Panic of Girls
The author F Scott Fitzgerald famously observed that there are no second acts in American lives. Try telling that to the New York punk survivors Blondie, who regrouped at the close of the last millennium to great acclaim, earning a chart-topping UK single and belated induction into the Rock and Roll Hall of Fame. Now, having waited eight years since their last release, this ninth studio album is effectively a third-act comeback in a rock soap opera spanning almost four decades.
Delayed by line-up changes and label problems, Panic of Girls finds Blondie adapting to harsh new market realities by self-releasing on their own label. Sumptuously packaged in a strikingly surreal sleeve by the artist Chris Berens, the musical content seems to knowingly reference all stages of the band's long career. Two of three remaining founder members, the 65-year-old singer Debbie Harry and the 61-year-old guitarist Chris Stein, were historically always the core songwriters. However, the writing credits here are mostly shared between Harry, newer recruits and outside collaborators, making Stein a minority contributor.
This may explain why the album sounds a little scrambled, lacking focus at times. Overall, Panic of Girls feels more like one of Harry's sporadic solo albums than a coherent body of related songs. But this is also clearly the work of seasoned elder statesmen, with an emotional maturity to match. No longer punk-pop pups, Harry and Stein are acting their age.
For this reason, New Wave purists expecting classic adrenalin-pumped powerpop anthems might be disappointed. The closest they will find here is the feisty opening trio of revved-up guitar-chuggers D-Day, What I Heard and Mother, which blend plastic-punk nostalgia with more contemporary Europop and disco-rock elements.
Reggae is also a prominent flavour. Blondie first showed their love for lilting tropical rhythms on their 1980 remake of John Holt's The Tide is High, but Panic of Girls is awash with them. Admittedly the cover of Girlie Girlie, a former UK hit for Sophia George, leans towards hotel-bar cabaret, but it still has an agreeably sloppy charm. Much better is The End The End, a slinky lover's rock tune on which Harry's ageless voice becomes a warm, creamy purr. And Sunday Smile is terrific, a brassy fusion of reggae and Balkan wedding-band sounds composed by Zachary Condon, aka the Brooklyn-based indie-folk minstrel Beirut.

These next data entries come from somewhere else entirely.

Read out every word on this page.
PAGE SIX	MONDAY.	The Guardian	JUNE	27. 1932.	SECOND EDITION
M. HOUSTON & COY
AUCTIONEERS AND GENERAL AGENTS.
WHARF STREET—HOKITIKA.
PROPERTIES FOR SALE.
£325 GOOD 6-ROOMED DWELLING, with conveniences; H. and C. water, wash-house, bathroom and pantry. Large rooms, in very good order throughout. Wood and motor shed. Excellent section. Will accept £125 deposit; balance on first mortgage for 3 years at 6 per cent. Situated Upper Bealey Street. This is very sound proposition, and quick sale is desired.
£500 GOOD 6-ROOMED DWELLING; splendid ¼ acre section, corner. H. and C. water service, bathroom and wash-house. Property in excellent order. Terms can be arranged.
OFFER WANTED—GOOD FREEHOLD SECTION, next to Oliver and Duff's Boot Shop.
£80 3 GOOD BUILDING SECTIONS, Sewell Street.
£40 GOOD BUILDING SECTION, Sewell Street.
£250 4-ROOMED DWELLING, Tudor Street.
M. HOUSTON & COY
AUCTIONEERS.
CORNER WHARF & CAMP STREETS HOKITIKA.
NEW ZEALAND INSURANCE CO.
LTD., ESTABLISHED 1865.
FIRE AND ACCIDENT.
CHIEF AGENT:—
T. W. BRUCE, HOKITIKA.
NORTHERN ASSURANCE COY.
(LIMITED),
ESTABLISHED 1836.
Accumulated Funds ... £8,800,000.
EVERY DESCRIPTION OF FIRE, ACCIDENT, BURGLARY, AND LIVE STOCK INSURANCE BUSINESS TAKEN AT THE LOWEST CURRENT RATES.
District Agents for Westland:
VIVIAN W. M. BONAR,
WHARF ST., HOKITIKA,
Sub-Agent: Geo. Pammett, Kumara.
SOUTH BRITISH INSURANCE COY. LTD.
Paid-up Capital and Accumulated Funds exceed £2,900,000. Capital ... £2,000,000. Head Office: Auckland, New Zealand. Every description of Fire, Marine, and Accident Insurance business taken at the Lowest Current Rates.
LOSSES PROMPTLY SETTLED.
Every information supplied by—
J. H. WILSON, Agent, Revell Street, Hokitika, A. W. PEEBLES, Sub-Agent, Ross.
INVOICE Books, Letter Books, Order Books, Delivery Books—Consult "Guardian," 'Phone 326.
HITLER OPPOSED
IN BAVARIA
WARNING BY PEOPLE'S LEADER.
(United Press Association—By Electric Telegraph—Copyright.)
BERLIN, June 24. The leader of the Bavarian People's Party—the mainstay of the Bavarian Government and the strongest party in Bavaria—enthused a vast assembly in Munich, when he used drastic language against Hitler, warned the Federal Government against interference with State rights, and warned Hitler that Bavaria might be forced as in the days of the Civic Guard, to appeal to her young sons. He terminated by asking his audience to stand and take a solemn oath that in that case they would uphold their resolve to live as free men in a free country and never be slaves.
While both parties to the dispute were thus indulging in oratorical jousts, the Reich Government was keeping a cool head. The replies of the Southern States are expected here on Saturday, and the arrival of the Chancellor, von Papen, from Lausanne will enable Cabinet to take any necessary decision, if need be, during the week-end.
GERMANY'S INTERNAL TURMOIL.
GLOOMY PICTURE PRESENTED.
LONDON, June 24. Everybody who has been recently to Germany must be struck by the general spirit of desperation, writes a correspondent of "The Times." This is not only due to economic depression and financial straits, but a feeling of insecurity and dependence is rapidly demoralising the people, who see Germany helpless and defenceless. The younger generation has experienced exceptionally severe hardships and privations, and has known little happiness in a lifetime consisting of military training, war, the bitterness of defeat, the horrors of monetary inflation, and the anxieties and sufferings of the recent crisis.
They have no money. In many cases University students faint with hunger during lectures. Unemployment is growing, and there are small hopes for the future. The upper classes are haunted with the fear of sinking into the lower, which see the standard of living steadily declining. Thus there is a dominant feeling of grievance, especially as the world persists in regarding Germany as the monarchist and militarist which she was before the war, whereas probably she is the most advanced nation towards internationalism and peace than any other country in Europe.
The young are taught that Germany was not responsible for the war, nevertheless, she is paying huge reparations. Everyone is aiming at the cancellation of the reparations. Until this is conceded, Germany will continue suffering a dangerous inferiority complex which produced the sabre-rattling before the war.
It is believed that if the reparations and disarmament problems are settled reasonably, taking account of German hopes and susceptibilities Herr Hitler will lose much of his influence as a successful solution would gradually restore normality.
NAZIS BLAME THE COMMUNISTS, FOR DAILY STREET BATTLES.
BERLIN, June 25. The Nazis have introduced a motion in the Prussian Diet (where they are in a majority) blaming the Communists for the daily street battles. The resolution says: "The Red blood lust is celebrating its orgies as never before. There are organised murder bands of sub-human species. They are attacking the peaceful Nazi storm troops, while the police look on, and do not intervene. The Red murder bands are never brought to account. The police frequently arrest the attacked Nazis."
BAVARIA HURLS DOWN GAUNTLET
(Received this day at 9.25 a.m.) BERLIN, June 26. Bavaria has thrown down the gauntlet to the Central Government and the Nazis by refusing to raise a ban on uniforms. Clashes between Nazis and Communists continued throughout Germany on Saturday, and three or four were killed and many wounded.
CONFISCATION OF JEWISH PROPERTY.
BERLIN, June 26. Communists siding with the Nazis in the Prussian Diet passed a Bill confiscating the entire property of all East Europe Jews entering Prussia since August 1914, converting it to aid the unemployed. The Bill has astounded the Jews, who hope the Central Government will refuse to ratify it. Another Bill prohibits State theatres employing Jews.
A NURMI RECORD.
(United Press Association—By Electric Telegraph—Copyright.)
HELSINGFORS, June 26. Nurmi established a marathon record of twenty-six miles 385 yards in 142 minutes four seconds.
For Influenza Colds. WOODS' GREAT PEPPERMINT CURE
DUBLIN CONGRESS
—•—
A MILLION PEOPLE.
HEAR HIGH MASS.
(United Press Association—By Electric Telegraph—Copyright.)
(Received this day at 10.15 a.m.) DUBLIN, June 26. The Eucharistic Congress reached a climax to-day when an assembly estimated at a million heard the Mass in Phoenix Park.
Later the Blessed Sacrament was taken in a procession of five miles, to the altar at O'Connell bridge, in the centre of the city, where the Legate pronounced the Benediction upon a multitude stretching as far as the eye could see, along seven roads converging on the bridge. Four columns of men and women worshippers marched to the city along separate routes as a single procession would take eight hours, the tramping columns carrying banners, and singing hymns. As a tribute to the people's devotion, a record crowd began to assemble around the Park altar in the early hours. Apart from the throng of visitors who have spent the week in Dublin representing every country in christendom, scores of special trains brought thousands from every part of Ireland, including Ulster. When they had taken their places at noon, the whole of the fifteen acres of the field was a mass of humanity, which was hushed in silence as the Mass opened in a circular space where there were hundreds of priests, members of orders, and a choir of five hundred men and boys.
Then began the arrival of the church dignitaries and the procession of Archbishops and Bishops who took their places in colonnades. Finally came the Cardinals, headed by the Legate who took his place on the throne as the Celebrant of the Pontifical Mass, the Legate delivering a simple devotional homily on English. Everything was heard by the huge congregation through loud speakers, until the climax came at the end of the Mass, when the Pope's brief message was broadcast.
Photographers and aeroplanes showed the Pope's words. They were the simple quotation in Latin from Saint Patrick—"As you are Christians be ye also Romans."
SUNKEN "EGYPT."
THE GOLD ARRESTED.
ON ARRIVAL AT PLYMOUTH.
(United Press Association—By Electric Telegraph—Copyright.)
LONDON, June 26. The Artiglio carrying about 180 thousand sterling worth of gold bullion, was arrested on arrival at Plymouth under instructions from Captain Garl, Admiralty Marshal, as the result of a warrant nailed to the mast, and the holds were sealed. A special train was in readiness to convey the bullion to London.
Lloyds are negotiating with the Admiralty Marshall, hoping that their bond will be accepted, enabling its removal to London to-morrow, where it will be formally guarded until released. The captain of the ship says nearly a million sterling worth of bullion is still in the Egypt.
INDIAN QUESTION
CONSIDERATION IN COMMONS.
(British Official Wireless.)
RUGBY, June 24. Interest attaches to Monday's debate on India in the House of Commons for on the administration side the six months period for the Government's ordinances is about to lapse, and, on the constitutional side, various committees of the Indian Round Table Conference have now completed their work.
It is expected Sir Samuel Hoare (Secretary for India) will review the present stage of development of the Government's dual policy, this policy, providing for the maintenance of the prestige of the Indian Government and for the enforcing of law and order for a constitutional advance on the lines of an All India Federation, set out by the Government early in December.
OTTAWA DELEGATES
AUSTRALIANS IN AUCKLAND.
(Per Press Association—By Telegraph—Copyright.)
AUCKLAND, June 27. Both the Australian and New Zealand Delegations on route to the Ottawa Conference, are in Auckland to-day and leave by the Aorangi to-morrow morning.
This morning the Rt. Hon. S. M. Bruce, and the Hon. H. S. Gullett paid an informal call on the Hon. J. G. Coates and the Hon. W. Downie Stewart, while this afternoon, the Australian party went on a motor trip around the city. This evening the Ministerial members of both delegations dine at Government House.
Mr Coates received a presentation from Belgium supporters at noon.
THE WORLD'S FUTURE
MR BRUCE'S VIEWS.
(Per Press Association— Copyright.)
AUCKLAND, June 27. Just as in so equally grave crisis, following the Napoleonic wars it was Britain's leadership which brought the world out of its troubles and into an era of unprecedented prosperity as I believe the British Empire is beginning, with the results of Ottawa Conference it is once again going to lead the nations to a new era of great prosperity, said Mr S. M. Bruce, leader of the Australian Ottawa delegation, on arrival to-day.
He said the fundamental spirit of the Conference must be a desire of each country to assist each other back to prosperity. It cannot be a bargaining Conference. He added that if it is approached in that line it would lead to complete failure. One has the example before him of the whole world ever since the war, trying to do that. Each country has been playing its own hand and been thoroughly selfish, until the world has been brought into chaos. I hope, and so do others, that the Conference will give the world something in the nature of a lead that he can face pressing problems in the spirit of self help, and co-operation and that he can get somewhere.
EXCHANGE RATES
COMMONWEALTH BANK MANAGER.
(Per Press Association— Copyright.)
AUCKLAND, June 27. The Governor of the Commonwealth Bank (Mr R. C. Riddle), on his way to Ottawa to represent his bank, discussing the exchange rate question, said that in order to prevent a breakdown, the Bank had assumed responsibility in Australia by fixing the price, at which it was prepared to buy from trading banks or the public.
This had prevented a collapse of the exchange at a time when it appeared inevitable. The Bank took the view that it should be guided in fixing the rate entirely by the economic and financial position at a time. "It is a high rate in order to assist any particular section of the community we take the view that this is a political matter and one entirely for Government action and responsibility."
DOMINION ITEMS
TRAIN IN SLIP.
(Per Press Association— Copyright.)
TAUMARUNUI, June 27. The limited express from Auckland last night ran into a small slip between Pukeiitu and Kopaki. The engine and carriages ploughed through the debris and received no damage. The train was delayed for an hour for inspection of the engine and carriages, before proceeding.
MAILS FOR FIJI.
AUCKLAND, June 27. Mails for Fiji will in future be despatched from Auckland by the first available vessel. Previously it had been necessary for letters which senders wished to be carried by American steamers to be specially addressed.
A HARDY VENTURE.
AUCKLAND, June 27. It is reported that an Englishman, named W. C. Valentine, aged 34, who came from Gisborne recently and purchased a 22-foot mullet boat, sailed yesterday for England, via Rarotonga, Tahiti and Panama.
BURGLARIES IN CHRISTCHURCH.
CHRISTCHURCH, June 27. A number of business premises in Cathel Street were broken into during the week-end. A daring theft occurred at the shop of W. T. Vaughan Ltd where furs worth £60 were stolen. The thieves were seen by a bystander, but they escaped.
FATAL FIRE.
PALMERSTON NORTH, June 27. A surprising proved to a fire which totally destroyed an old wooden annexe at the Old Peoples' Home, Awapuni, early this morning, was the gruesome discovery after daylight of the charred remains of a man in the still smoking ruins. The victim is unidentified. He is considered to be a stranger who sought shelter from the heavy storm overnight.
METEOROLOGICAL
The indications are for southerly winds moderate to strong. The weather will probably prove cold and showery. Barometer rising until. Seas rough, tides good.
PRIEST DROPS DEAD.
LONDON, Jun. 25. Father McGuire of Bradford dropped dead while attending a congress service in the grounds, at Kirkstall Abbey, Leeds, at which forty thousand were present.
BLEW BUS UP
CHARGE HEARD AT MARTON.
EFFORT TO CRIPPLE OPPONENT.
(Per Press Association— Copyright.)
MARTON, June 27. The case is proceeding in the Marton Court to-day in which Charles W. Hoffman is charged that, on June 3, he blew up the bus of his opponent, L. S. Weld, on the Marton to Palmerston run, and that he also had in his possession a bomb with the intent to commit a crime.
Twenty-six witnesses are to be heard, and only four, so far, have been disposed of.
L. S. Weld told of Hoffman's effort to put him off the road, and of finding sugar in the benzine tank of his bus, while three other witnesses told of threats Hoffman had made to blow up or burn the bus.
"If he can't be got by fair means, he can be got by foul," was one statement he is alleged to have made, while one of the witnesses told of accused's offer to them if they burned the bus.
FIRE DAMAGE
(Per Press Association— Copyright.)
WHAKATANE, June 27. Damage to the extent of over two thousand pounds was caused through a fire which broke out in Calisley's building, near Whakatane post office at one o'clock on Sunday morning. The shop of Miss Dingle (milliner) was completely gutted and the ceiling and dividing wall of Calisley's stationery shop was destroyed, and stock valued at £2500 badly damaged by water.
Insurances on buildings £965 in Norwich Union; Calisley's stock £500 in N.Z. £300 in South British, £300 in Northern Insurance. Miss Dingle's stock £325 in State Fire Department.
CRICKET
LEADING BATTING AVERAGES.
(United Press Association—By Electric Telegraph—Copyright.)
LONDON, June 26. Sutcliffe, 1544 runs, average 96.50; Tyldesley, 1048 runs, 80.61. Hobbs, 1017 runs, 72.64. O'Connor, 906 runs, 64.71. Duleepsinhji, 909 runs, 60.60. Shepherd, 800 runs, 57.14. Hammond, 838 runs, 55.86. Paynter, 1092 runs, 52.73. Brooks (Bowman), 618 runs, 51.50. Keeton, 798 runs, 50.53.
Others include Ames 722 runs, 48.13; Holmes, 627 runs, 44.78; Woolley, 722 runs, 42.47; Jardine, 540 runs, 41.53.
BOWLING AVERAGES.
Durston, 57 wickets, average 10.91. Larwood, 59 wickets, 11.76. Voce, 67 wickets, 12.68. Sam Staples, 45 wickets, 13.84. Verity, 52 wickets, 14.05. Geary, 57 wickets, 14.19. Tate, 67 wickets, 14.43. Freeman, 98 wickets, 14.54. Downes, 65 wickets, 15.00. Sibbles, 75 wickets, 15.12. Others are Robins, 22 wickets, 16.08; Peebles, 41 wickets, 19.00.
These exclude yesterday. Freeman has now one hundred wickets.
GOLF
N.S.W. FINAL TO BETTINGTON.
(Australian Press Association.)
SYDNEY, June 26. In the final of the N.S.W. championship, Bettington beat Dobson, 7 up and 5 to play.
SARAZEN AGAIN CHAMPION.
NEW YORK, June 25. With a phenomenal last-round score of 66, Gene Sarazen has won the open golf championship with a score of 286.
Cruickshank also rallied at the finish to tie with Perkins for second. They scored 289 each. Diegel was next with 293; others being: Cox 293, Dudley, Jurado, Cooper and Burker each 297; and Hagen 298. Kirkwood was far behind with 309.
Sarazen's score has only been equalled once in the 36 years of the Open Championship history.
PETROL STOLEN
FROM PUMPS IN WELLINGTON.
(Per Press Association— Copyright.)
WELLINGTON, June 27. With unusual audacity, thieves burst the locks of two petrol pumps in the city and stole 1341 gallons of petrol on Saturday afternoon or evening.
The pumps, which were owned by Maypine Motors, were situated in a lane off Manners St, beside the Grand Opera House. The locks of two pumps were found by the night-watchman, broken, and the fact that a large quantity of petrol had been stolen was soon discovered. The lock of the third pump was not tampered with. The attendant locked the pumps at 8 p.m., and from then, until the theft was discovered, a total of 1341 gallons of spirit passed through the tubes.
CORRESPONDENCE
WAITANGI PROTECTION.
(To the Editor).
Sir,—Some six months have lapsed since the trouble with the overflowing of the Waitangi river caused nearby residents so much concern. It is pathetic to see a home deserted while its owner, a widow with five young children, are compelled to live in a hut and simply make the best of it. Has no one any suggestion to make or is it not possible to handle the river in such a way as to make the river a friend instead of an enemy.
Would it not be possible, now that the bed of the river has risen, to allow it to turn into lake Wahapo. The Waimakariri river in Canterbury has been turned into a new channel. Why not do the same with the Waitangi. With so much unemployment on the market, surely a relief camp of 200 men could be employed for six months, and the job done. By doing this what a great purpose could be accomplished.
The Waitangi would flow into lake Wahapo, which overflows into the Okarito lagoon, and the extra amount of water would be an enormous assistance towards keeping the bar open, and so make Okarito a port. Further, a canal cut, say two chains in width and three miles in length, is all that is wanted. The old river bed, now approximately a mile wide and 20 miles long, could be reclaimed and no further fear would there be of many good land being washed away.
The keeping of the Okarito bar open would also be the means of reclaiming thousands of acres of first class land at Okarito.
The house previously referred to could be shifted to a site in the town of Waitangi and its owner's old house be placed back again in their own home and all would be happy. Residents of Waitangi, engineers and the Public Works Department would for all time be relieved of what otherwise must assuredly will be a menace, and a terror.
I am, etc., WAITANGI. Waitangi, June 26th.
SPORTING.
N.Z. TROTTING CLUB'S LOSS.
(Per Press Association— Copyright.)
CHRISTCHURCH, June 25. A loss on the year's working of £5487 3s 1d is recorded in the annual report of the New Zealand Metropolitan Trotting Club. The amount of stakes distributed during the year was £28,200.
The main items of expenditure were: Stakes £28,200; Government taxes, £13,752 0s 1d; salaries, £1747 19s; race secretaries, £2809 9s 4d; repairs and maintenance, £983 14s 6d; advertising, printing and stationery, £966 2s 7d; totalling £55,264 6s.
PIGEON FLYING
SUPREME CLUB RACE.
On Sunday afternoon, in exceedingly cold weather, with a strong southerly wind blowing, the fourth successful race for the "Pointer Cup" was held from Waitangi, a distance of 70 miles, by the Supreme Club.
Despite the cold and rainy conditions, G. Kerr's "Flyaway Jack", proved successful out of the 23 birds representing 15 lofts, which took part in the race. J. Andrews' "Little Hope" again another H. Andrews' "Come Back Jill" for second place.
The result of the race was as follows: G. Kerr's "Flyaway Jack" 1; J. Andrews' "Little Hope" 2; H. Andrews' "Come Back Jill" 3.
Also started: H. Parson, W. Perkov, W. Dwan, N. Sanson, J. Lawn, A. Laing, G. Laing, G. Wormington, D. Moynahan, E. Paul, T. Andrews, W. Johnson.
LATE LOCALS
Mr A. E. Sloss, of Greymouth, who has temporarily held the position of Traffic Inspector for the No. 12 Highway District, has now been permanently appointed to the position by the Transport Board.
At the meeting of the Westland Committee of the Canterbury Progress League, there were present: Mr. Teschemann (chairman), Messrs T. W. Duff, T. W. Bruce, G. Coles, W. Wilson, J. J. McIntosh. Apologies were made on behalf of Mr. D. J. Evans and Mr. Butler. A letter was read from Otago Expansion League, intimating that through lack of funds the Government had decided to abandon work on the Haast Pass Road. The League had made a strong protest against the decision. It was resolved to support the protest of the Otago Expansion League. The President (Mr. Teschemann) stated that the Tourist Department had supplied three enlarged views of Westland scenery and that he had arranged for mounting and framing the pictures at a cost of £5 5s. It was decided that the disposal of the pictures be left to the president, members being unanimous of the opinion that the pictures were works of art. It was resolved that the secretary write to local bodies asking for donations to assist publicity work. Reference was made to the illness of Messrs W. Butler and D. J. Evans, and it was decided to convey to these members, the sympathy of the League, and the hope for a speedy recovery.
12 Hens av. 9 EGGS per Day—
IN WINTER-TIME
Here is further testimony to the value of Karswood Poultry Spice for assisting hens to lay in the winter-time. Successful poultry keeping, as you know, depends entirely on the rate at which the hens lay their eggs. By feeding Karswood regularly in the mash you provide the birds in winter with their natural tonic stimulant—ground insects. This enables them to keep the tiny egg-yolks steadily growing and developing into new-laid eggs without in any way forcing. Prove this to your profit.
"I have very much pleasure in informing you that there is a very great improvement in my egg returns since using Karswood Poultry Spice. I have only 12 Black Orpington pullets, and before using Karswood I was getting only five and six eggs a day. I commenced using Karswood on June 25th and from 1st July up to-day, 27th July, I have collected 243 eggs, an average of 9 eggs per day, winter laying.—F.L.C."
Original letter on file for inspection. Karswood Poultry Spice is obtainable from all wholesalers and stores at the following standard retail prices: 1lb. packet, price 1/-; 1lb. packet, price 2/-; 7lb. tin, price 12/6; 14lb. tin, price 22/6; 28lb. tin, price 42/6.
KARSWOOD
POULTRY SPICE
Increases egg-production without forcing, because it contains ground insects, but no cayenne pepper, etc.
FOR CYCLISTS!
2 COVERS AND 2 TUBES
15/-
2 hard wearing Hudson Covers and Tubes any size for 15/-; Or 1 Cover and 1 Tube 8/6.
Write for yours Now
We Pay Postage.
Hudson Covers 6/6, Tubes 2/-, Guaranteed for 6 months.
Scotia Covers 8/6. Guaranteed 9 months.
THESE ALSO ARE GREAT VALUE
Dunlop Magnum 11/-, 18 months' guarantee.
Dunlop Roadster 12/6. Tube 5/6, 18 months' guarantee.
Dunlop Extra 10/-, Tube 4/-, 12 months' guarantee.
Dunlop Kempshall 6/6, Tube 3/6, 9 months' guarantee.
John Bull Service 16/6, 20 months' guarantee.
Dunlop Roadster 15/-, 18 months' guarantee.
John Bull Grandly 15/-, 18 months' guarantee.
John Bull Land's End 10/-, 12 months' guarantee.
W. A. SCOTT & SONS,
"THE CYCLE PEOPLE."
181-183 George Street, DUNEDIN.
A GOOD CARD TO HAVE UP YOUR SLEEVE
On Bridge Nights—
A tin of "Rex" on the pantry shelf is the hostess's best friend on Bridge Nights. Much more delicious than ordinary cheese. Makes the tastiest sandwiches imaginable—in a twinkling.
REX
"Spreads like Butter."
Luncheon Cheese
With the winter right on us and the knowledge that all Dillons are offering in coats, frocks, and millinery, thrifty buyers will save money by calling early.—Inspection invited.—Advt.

Condon turns up again playing trumpet on Le Bleu, a tumbling chanson on which Harry slips into bluesy, Gitane-smoking French. Indeed, the singer displays her multilingual skills right across the album, switching to Spanish for Wipe Off the Sweat, an upbeat blast of Latin disco-funk which redeems its Gloria Estefan-style cheesiness with sheer exuberant bounce.
A handful of generic rock plodders, notably China Shoes and Love Doesn't Frighten Me, could comfortably have been dropped. Overall, Panic of Girls is short on killer tunes, but still rich in energy and ideas. Given their long and chequered history, Blondie's third-act comeback is about as good as we could expect it to be. By no means a classic, but a perfectly decent autumnal work.